MathWorks have acquired ThingSpeak which is a cloud based company and MathWorks have developed extensive toolbox for Internet of Things. It comprises of many open source hardware support, to name a few Raspberry Pi, Arduino and many more. IBM has come up with BluemixCloud, Google with its OS for Internet of Things, Brillo. Internet of Things allows envisaging the evolution of internet as a huge network of connected intelligent devices. These ubiquitous connected things not only sense, but also process, analyze real physical events ranging from simpler to complex and triggers actions as the need demands.
As the number of affiliated devices increases, the rate at which the data is generated and processed also increases. This requirement has led to the employment of technical advancements like Cloud, Software Oriented Architectural models, Software Defined Networks, Machine Learning, Artificial Intelligence and many more for making the things around us smarter, faster and dynamically intelligent.
In such a connected environment, the enormous amount of data generated by networked devices has to be processed in both real time as well as batch basis. The data generated by IoT devices possess the characteristics of Big Data in terms of Volume, Velocity, Variety and Value. The heterogeneous devices when connected together produce huge amounts of data from which useful inferences or decisions have to be drawn.
The powerful paradigm of MapReduce along with the implementing frameworks like Hadoop has made Big Data processing easier. The sub area of Big Data is Streaming Analytics which analyzes huge amounts of data that arrives with huge velocity and expects the actuation or decision in real time with low latency in terms of seconds. With the number of devices connecting to internet and the need for real time decision, making intelligent applications like self-driving is gaining importance. The frameworks for Streaming Analytics should possess the basic characteristics of Fault Tolerance, high availability, low Latency and Scalability. According to the requirement of application, processing can either follow the store-process-react or process-react-optional store style.
Cloud along with its different flavors and characteristics like Elasticity, Pay as per service and Scalability provides the best performance for centralized Storage, Analytics and Visualization in IoT. Cloud Services are available and provisioned without any human intervention and follow the pay-as-you-go model. Also, while utilizing cloud, the problems of over provisioning or under provisioning found in static fixed provisioning environments do not exist. Scalability and Load Balancing can help maintain the Quality of Service promised to the customers. By offering most of the components as a service, cloud environment is taking away most of the complexities handled at the user level. This enables the users to concentrate on the business processing rather than infrastructure.
Service science is an emerging companion to Streaming Analytics in cloud where there are numerous research areas such as Service Discovery, Composition and Orchestration.
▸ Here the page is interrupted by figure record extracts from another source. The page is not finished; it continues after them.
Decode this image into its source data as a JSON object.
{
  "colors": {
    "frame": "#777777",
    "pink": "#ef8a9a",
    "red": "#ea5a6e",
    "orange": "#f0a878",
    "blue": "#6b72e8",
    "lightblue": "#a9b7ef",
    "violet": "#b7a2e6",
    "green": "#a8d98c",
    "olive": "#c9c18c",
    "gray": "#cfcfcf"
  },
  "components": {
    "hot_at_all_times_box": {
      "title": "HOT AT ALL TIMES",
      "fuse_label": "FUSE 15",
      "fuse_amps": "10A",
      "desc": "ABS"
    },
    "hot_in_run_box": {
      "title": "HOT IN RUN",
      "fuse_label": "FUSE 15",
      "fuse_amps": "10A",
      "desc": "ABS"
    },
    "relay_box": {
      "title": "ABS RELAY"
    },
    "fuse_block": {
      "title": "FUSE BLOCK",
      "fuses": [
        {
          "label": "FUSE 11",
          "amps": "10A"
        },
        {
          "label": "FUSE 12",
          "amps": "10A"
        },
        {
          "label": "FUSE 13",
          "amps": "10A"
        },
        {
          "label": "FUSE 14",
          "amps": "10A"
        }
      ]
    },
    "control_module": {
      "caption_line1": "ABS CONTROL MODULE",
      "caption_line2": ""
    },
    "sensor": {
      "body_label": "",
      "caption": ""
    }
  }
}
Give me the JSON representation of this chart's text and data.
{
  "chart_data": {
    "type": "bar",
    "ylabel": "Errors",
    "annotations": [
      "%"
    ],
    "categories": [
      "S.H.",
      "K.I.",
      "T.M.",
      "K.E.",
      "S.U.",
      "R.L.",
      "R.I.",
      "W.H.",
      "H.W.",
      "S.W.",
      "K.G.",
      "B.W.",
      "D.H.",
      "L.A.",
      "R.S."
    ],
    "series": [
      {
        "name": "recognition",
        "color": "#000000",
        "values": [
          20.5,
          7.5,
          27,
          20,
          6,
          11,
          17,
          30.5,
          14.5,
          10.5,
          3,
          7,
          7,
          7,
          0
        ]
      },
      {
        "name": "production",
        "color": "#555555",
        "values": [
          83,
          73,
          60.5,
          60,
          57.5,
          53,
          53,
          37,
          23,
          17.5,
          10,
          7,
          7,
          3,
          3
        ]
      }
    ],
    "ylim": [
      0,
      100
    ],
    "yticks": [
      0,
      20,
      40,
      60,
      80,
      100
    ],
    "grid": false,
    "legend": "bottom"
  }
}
The service-oriented Cloud Computing is a supporting framework for cohesive set of cloud components. The big streaming data as opposed to the traditional services data is not structured or similar between services. There are a huge variety of sources in the IoT context like Wireless Sensor Network monitoring forest fire or a Weather station or Pollution monitoring or Home automation which vary exorbitantly unimaginable in the data formats. The data exchange needed before or after Data Analytics will be taken care by services.
The IoT paradigm along with Big Data, Cloud and Service Science promises revolutionary architecture which will be suitable for most of the critical IT applications ranging from smart grids to smart connected communities (Sun, Song, Jara & Bie, 2016).